J’ai appris tout à
l’heure que Belfort ne voulait pas de Eclatés, mon dernier documentaire. C’était le dernier bon festival qui l’avait rejeté. Mon dernier projet, trois ans de travail, pour
rien, pour une jolie projection à Aurillac, mais sinon rien – aucune
subvention, aucune série de projection, très peu de spectateurs, nous n’avions fait que perdre notre temps, toute
l’équipe, Triptyque Films et moi. Tant d’énergie, un résultat qui me plaît et qui je crois plaît, et...
rien.
Quand de ces mauvaises
nouvelles me frappent, échec de subvention, festival échoué, lettres
d’éditeurs, refus divers, pendant une ou plusieurs journées je ressens cette envie de tout arrêter. De dire merde à l’art, de reconnaître que
je ne vaux pas le coup, que je n’ai pas le niveau, que je ne comprends pas
comment et quoi faire. Cette tentation, je le sais, est insidieusement facile.
Se ranger, ne plus se promettre de grand destin. Cela serait agréable, si doux !

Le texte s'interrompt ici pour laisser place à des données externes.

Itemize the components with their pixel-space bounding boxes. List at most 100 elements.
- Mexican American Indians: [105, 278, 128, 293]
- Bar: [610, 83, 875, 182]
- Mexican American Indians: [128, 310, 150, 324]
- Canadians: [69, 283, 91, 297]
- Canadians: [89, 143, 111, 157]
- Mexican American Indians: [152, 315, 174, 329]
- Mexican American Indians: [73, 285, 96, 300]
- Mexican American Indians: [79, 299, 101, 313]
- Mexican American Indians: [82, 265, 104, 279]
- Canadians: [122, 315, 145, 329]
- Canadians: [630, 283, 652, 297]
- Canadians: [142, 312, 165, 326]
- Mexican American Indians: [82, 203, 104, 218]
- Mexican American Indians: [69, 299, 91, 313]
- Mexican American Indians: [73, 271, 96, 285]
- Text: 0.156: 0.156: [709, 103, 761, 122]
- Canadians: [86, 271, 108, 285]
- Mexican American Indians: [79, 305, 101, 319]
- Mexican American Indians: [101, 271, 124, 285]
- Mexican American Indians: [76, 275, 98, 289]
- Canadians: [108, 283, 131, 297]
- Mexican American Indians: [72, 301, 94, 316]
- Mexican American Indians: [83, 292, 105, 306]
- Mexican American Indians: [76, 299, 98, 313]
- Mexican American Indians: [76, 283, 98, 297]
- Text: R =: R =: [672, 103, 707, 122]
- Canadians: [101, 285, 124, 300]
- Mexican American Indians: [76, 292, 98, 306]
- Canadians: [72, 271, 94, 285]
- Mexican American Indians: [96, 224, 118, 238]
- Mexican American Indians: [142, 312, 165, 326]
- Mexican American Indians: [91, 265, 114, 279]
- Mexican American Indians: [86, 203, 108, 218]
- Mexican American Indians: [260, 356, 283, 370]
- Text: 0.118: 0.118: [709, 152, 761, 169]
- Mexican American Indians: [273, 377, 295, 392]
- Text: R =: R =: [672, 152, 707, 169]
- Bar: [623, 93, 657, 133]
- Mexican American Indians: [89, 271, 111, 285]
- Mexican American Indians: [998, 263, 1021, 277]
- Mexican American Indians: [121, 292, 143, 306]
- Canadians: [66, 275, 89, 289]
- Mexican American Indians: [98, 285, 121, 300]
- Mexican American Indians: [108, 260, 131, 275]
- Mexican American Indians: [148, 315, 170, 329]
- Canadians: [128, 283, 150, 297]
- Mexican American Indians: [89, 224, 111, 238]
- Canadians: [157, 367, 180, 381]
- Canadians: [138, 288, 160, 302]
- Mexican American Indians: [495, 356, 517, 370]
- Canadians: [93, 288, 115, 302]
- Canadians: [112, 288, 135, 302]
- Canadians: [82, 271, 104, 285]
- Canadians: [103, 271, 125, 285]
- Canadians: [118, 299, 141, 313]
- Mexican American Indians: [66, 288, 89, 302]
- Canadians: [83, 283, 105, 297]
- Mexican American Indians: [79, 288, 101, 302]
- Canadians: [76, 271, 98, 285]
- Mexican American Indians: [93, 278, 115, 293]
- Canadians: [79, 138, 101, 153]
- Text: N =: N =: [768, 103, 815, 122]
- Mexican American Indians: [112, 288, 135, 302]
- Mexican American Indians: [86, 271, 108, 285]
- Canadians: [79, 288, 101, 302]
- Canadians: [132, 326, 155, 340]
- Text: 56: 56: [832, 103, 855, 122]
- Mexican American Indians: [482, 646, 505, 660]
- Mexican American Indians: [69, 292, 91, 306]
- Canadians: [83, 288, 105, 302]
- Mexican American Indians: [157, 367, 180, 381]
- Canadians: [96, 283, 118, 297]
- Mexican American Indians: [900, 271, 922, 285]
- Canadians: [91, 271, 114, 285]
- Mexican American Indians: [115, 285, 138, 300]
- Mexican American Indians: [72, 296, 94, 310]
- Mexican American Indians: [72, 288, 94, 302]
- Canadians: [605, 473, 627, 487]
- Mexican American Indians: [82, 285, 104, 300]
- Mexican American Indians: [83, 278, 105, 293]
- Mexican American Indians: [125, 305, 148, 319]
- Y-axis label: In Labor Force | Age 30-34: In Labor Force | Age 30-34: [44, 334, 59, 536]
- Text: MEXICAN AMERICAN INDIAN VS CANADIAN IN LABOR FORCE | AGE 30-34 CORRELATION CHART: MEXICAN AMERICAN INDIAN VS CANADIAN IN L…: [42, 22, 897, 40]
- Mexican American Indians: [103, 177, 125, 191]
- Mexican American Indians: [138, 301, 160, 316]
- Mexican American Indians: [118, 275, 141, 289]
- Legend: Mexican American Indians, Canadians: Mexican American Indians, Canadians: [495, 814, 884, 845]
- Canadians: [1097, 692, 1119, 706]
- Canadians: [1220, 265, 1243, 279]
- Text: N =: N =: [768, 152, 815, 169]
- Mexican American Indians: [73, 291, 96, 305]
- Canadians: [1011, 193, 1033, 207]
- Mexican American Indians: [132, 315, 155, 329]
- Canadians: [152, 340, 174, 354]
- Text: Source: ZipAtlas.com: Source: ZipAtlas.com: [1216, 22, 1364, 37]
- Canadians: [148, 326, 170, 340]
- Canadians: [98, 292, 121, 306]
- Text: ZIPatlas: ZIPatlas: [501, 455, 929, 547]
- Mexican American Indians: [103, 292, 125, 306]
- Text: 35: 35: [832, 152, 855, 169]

Ne plus croire qu’on tarde, qu’il est trop tard, qu’on va rater sa vie, parce
qu’il n’y aurait plus rien à rater. Se dire qu'on a déjà raté. Se réinsérer quelque part, suivre un patron, des
commanditaires, oublier... Ne plus faire l’effort de la pensée, l’arrachement
de l’art, des énergies jetées tout seul dans sa chambre. Se passer de ces espoirs construits comme
des ponts jetés sur du vide : sur son propre vide, pour le combler et l’explorer
à la fois, et qui la plupart du temps retombent dans le vide au lieu de tomber
dans la vie. Ce serait si doux ! Une vie de travail simple, de jeux vidéos, de
voyages et de femmes. Une vie sans l’angoisse du film d’après, de la page
d’après, du «cela se fera-t-il ? Arriverai-je à savoir ce que je
veux, et suite à le réal-iser ? »
Alors, dans ces moments
de doute radical, la vision des œuvres douces me fait du bien : un beau livre, une comédie élégante (ce soir, c’était Blake Edwards), me redonnent foi en tout
ça, me rappellent ce que je suis venu chercher, faire, construire, et que
rien d’autre ne pourrait m’apporter, en tout cas pas à long terme.
Je me sens comme ces
prêtres doutant de leur foi, ne sachant s’ils sont dans l’erreur ou dans le bon chemin, qui errent dans le désert de la quête intime. Un cardinal m’avait
un soir dit que le doute, c’était ce qui constituait le véritable croyant. J'ai toujours trouvé ça beau et un peu trop catholique : douter, c'est souffrir, donc le meilleur croyant est celui qui souffre le plus, sans laisser tomber. Peut-être est-ce plutôt la définition du croyant têtu, idiot.